Europäischer Kardiologenkongress (ESC)

Herzrisiko: Gleiche Präventionsempfehlungen für alle sind nicht zielführend

 

München (27. August 2012) – Bei den meisten Risikofaktoren für Herz-Kreislauf-Erkrankungen ist es ungünstiger, in einem Land mit hohem Einkommen zu leben oder innerhalb eines Landes einer höheren Einkommensschicht anzugehören. Ausnahmen sind das Rauchverhalten und ein ausreichender Konsum von Obst und Gemüse. Das sind einige Eckdaten einer internationalen Vergleichsstudie, die heute auf dem Kongress der Europäischen Gesellschaft für Kardiologie (ESC) in München präsentiert wurde. Von 25. bis 29. August treffen Herzspezialisten aus aller Welt zum international größten Kongress in der Herzmedizin zusammen.

 

Aus den früheren Studien INTERHEART und INTERSTROKE ist bekannt, dass weltweit drei Risikofaktoren für 50 bis 60 Prozent des gesamten Herz-Kreislauf-Risikos verantwortlich sind: Ungünstige Ernährung, zu wenig Bewegung und Rauchen. In der neuen PURE-Studie (Prospective Urban Rural Epidemiology) gingen die Forscher der Frage nach, welche sozioökonomischen Faktoren dieses Risikoverhalten beeinflussen. Erhoben wurden dafür das Ernährungs- und Bewegungsverhalten sowie die Rauchgewohnheiten von insgesamt 154.000 Personen aus 17 Ländern, alle Kontinente außer Australien waren vertreten. Ein Fazit, so Hauptautor Prof. Dr. Salim Yusuf (McMaster University und Hamilton Health Science, Hamiltorn, Canada): Je niedriger das Bruttonationalprodukt (BNP) eines Landes und je niedriger innerhalb eines Landes das Haushaltseinkommen, desto weniger Obst und Gemüse werden konsumiert und desto mehr wird geraucht. Letzteres gilt jedenfalls für Männer, das Rauchverhalten von Frauen ist weniger eindeutig, weil kulturelle Faktoren eine große Rolle spielen.

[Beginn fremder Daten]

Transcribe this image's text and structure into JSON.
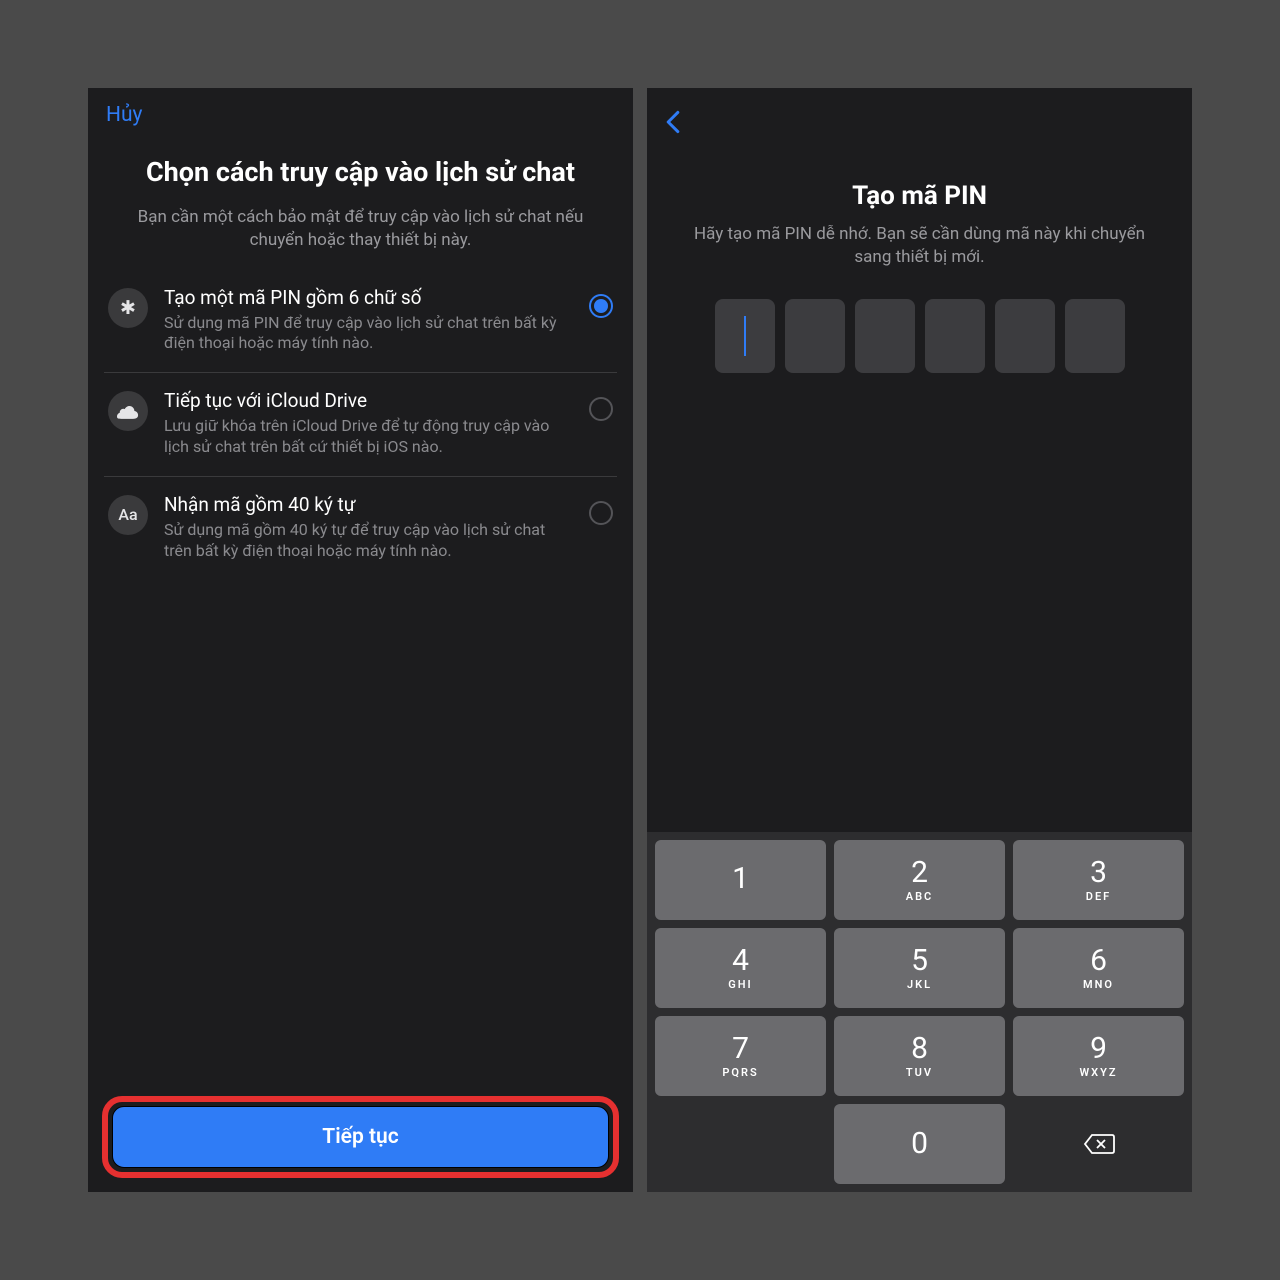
{
  "left": {
    "cancel": "Hủy",
    "title": "Chọn cách truy cập vào lịch sử chat",
    "subtitle": "Bạn cần một cách bảo mật để truy cập vào lịch sử chat nếu chuyển hoặc thay thiết bị này.",
    "options": [
      {
        "icon": "✱",
        "title": "Tạo một mã PIN gồm 6 chữ số",
        "desc": "Sử dụng mã PIN để truy cập vào lịch sử chat trên bất kỳ điện thoại hoặc máy tính nào.",
        "selected": true
      },
      {
        "icon": "cloud",
        "title": "Tiếp tục với iCloud Drive",
        "desc": "Lưu giữ khóa trên iCloud Drive để tự động truy cập vào lịch sử chat trên bất cứ thiết bị iOS nào.",
        "selected": false
      },
      {
        "icon": "Aa",
        "title": "Nhận mã gồm 40 ký tự",
        "desc": "Sử dụng mã gồm 40 ký tự để truy cập vào lịch sử chat trên bất kỳ điện thoại hoặc máy tính nào.",
        "selected": false
      }
    ],
    "continue": "Tiếp tục"
  },
  "right": {
    "title": "Tạo mã PIN",
    "subtitle": "Hãy tạo mã PIN dễ nhớ. Bạn sẽ cần dùng mã này khi chuyển sang thiết bị mới.",
    "pin_length": 6,
    "keypad": [
      {
        "num": "1",
        "letters": ""
      },
      {
        "num": "2",
        "letters": "ABC"
      },
      {
        "num": "3",
        "letters": "DEF"
      },
      {
        "num": "4",
        "letters": "GHI"
      },
      {
        "num": "5",
        "letters": "JKL"
      },
      {
        "num": "6",
        "letters": "MNO"
      },
      {
        "num": "7",
        "letters": "PQRS"
      },
      {
        "num": "8",
        "letters": "TUV"
      },
      {
        "num": "9",
        "letters": "WXYZ"
      },
      {
        "num": "0",
        "letters": ""
      }
    ]
  }
}
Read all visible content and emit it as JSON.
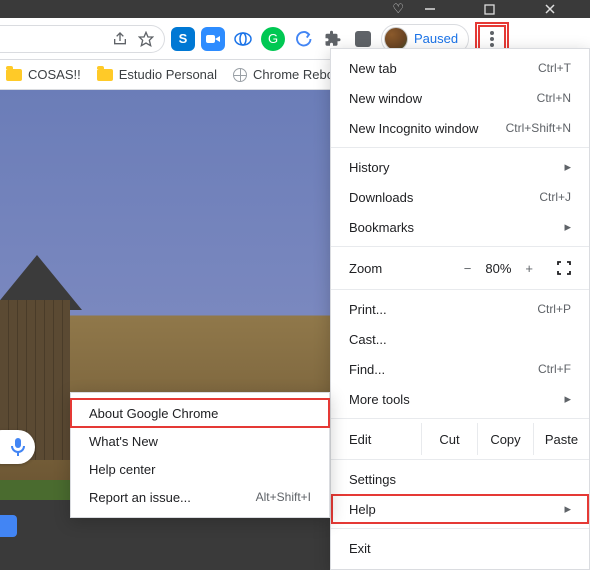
{
  "profile": {
    "status": "Paused"
  },
  "bookmarks": [
    {
      "label": "COSAS!!",
      "type": "folder"
    },
    {
      "label": "Estudio Personal",
      "type": "folder"
    },
    {
      "label": "Chrome Reboot",
      "type": "link"
    }
  ],
  "menu": {
    "new_tab": {
      "label": "New tab",
      "shortcut": "Ctrl+T"
    },
    "new_window": {
      "label": "New window",
      "shortcut": "Ctrl+N"
    },
    "new_incognito": {
      "label": "New Incognito window",
      "shortcut": "Ctrl+Shift+N"
    },
    "history": {
      "label": "History"
    },
    "downloads": {
      "label": "Downloads",
      "shortcut": "Ctrl+J"
    },
    "bookmarks": {
      "label": "Bookmarks"
    },
    "zoom": {
      "label": "Zoom",
      "minus": "−",
      "value": "80%",
      "plus": "+"
    },
    "print": {
      "label": "Print...",
      "shortcut": "Ctrl+P"
    },
    "cast": {
      "label": "Cast..."
    },
    "find": {
      "label": "Find...",
      "shortcut": "Ctrl+F"
    },
    "more_tools": {
      "label": "More tools"
    },
    "edit": {
      "label": "Edit",
      "cut": "Cut",
      "copy": "Copy",
      "paste": "Paste"
    },
    "settings": {
      "label": "Settings"
    },
    "help": {
      "label": "Help"
    },
    "exit": {
      "label": "Exit"
    }
  },
  "help_submenu": {
    "about": {
      "label": "About Google Chrome"
    },
    "whats_new": {
      "label": "What's New"
    },
    "help_center": {
      "label": "Help center"
    },
    "report": {
      "label": "Report an issue...",
      "shortcut": "Alt+Shift+I"
    }
  }
}
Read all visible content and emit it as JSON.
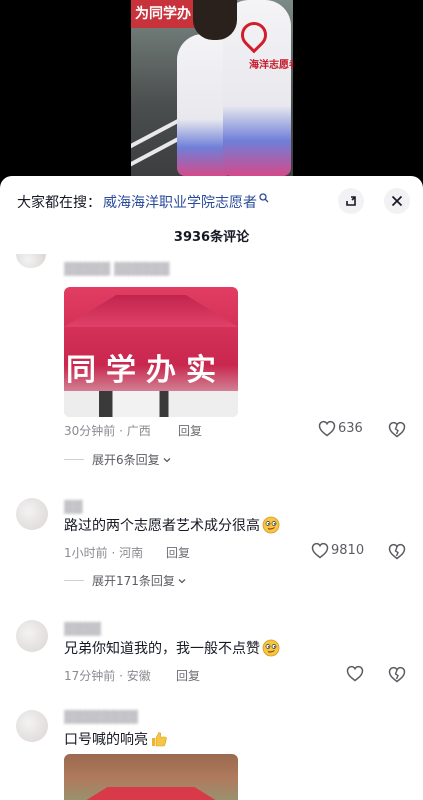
{
  "search": {
    "prefix": "大家都在搜：",
    "keyword": "威海海洋职业学院志愿者"
  },
  "comment_count_label": "3936条评论",
  "video": {
    "banner_text": "为同学办",
    "vest_text": "海洋志愿者"
  },
  "comments": [
    {
      "thumb_text": "同学办实",
      "meta": "30分钟前 · 广西",
      "reply_label": "回复",
      "likes": "636",
      "expand_label": "展开6条回复"
    },
    {
      "text": "路过的两个志愿者艺术成分很高",
      "emoji": "smirk-emoji",
      "meta": "1小时前 · 河南",
      "reply_label": "回复",
      "likes": "9810",
      "expand_label": "展开171条回复"
    },
    {
      "text": "兄弟你知道我的，我一般不点赞",
      "emoji": "smirk-emoji",
      "meta": "17分钟前 · 安徽",
      "reply_label": "回复"
    },
    {
      "text": "口号喊的响亮",
      "emoji": "thumbs-up-emoji"
    }
  ],
  "colors": {
    "keyword": "#2a4b9b",
    "sheet_bg": "#ffffff",
    "meta": "#8a8b91"
  }
}
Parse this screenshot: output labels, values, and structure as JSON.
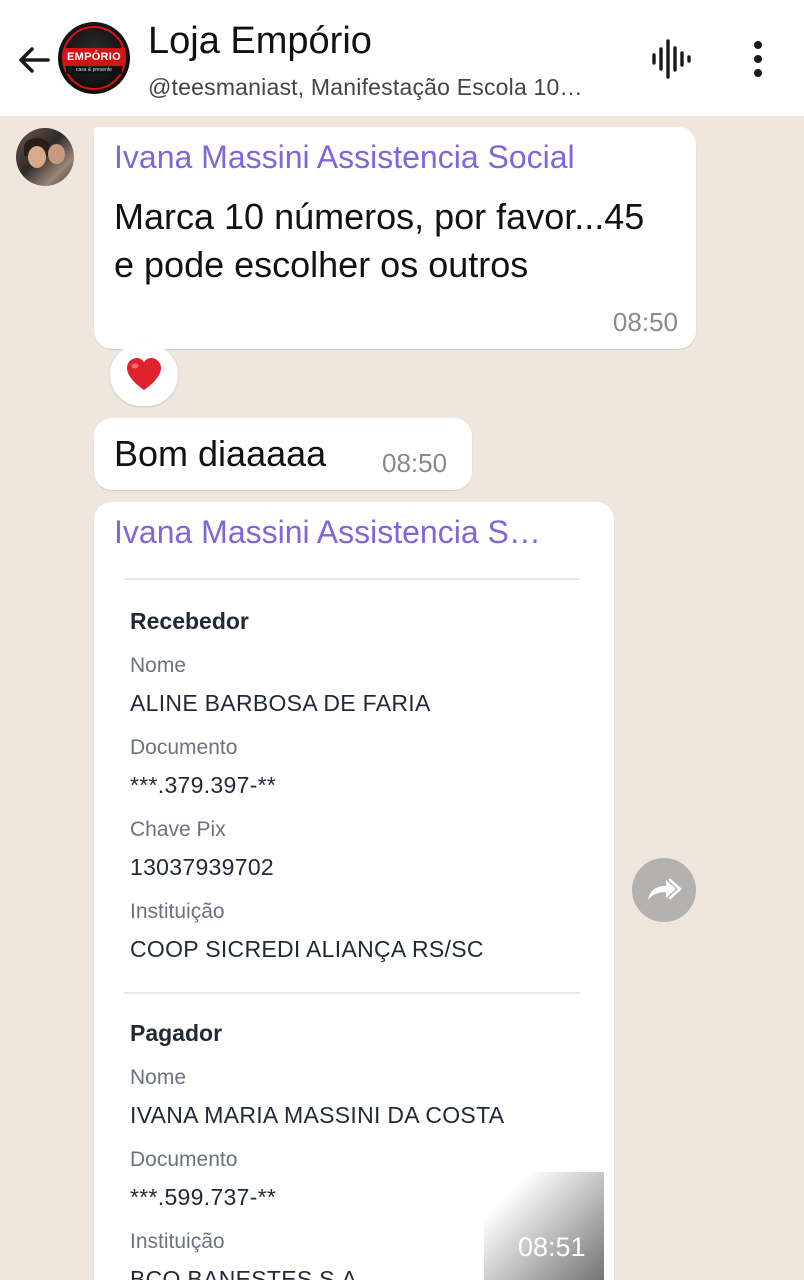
{
  "header": {
    "title": "Loja Empório",
    "subtitle": "@teesmaniast, Manifestação Escola 10…",
    "logo_text": "EMPÓRIO",
    "logo_subtext": "casa & presente"
  },
  "messages": [
    {
      "sender": "Ivana Massini Assistencia Social",
      "text": "Marca 10 números, por favor...45 e pode escolher os outros",
      "time": "08:50",
      "reaction": "❤️"
    },
    {
      "text": "Bom diaaaaa",
      "time": "08:50"
    },
    {
      "sender": "Ivana Massini Assistencia S…",
      "time": "08:51",
      "receipt": {
        "recebedor": {
          "title": "Recebedor",
          "nome_label": "Nome",
          "nome": "ALINE BARBOSA DE FARIA",
          "documento_label": "Documento",
          "documento": "***.379.397-**",
          "chave_label": "Chave Pix",
          "chave": "13037939702",
          "instituicao_label": "Instituição",
          "instituicao": "COOP SICREDI ALIANÇA RS/SC"
        },
        "pagador": {
          "title": "Pagador",
          "nome_label": "Nome",
          "nome": "IVANA MARIA MASSINI DA COSTA",
          "documento_label": "Documento",
          "documento": "***.599.737-**",
          "instituicao_label": "Instituição",
          "instituicao": "BCO BANESTES S.A."
        }
      }
    }
  ],
  "colors": {
    "sender_name": "#8166d8",
    "chat_background": "#efe7dd",
    "reaction_heart": "#e0212e"
  },
  "icons": [
    "back-arrow-icon",
    "voice-wave-icon",
    "more-vert-icon",
    "heart-icon",
    "forward-icon"
  ]
}
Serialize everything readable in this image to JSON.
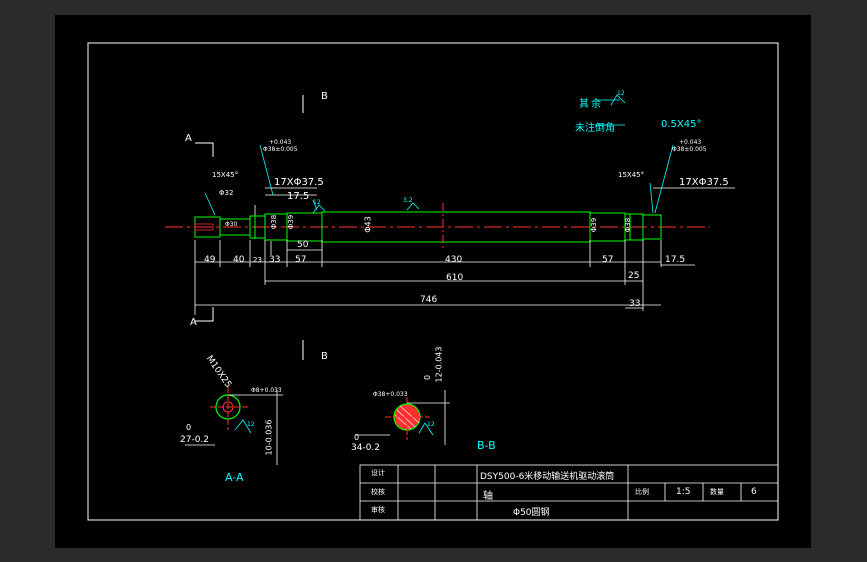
{
  "colors": {
    "background": "#000000",
    "outer_bg": "#2b2b2b",
    "frame": "#ffffff",
    "outline": "#00ff00",
    "dimension": "#ffffff",
    "annotation": "#00ffff",
    "centerline": "#ff0000"
  },
  "notes": {
    "remaining_label": "其余",
    "unnoted_chamfer": "未注倒角",
    "chamfer_value": "0.5X45°"
  },
  "section_marks": {
    "a_top": "A",
    "a_bottom": "A",
    "b_top": "B",
    "b_bottom": "B",
    "aa_label": "A-A",
    "bb_label": "B-B"
  },
  "chamfers": {
    "left": "15X45°",
    "right": "15X45°"
  },
  "tolerances": {
    "left_upper": "+0.043",
    "left_lower": "Φ38±0.005",
    "right_upper": "+0.043",
    "right_lower": "Φ38±0.005"
  },
  "diameters": {
    "d32": "Φ32",
    "left_top": "17XΦ37.5",
    "right_top": "17XΦ37.5",
    "len_left": "17.5",
    "d38a": "Φ38",
    "d39a": "Φ39",
    "d43": "Φ43",
    "d39b": "Φ39",
    "d38b": "Φ38",
    "dia_left_end": "Φ30"
  },
  "dimensions": {
    "d49": "49",
    "d40": "40",
    "d23": "23",
    "d33": "33",
    "d57a": "57",
    "d50": "50",
    "d430": "430",
    "d57b": "57",
    "d25": "25",
    "d17_5r": "17.5",
    "d610": "610",
    "d746": "746",
    "d33b": "33"
  },
  "roughness": {
    "r1": "12",
    "r2": "3.2",
    "r3": "12",
    "r4": "12",
    "r5": "12"
  },
  "section_aa": {
    "thread": "M10X25",
    "keyway_tol": "Φ8+0.033",
    "zero": "0",
    "dim_h": "27-0.2",
    "dim_w": "10-0.036"
  },
  "section_bb": {
    "keyway_tol": "Φ38+0.033",
    "zero_h": "0",
    "dim_h": "34-0.2",
    "zero_w": "0",
    "dim_w": "12-0.043"
  },
  "title_block": {
    "row1_label": "设计",
    "row2_label": "校核",
    "row3_label": "审核",
    "title": "DSY500-6米移动输送机驱动滚筒",
    "part": "轴",
    "material": "Φ50圆钢",
    "ratio_label": "比例",
    "ratio": "1:5",
    "qty_label": "数量",
    "qty": "6"
  }
}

Bei allen anderen für die Herzgesundheit wichtigen Lebensstilfaktoren sind Menschen in den wohlhabenden Ländern der Welt beziehungsweise in den höheren Einkommensschichten im Nachteil: Je höher das BNP oder je höher das Haushaltseinkommen, desto höher ist der Fettkonsum und die Aufnahme ungesättigter Fettsäuren. Das gilt auch für den Verzehr von Fleisch. Umgekehrt ist es mit dem Anteil von Kohlehydraten an der Gesamtkalorienmenge, er nimmt mit sinkendem BNP und Haushaltseinkommen zu. Das Ausmaß köperlicher Bewegung nimmt mit zunehmendem Wohlstand dramatisch ab, beobachtet Prof. Yusuf: „Das wird auch nicht durch Freizeitaktivitäten ausgeglichen, die im Wohlstand naturgemäß weiter verbreitet sind. Die Differenz zwischen den ärmsten und reichsten Ländern bei der täglichen Bewegung entspricht dem Äquivalent von drei Stunden Jogging.“

Eine wichtige Konsequenz der Untersuchung, so der Experte, sei es, dass Präventionspolitik viel stärker derartige sozioökonomische Unterschiede berücksichtigen müssten. „Wir subventionieren in Nordamerika oder Europa die Fleisch- und Milchproduktion. Das ist kontraproduktiv, weil in den reichen Ländern davon ohnehin viel zu viel konsumiert wird. Besser wäre es, die Herstellung gesunder Lebensmittel zu fördern und sie damit leichter zugänglich zu machen.”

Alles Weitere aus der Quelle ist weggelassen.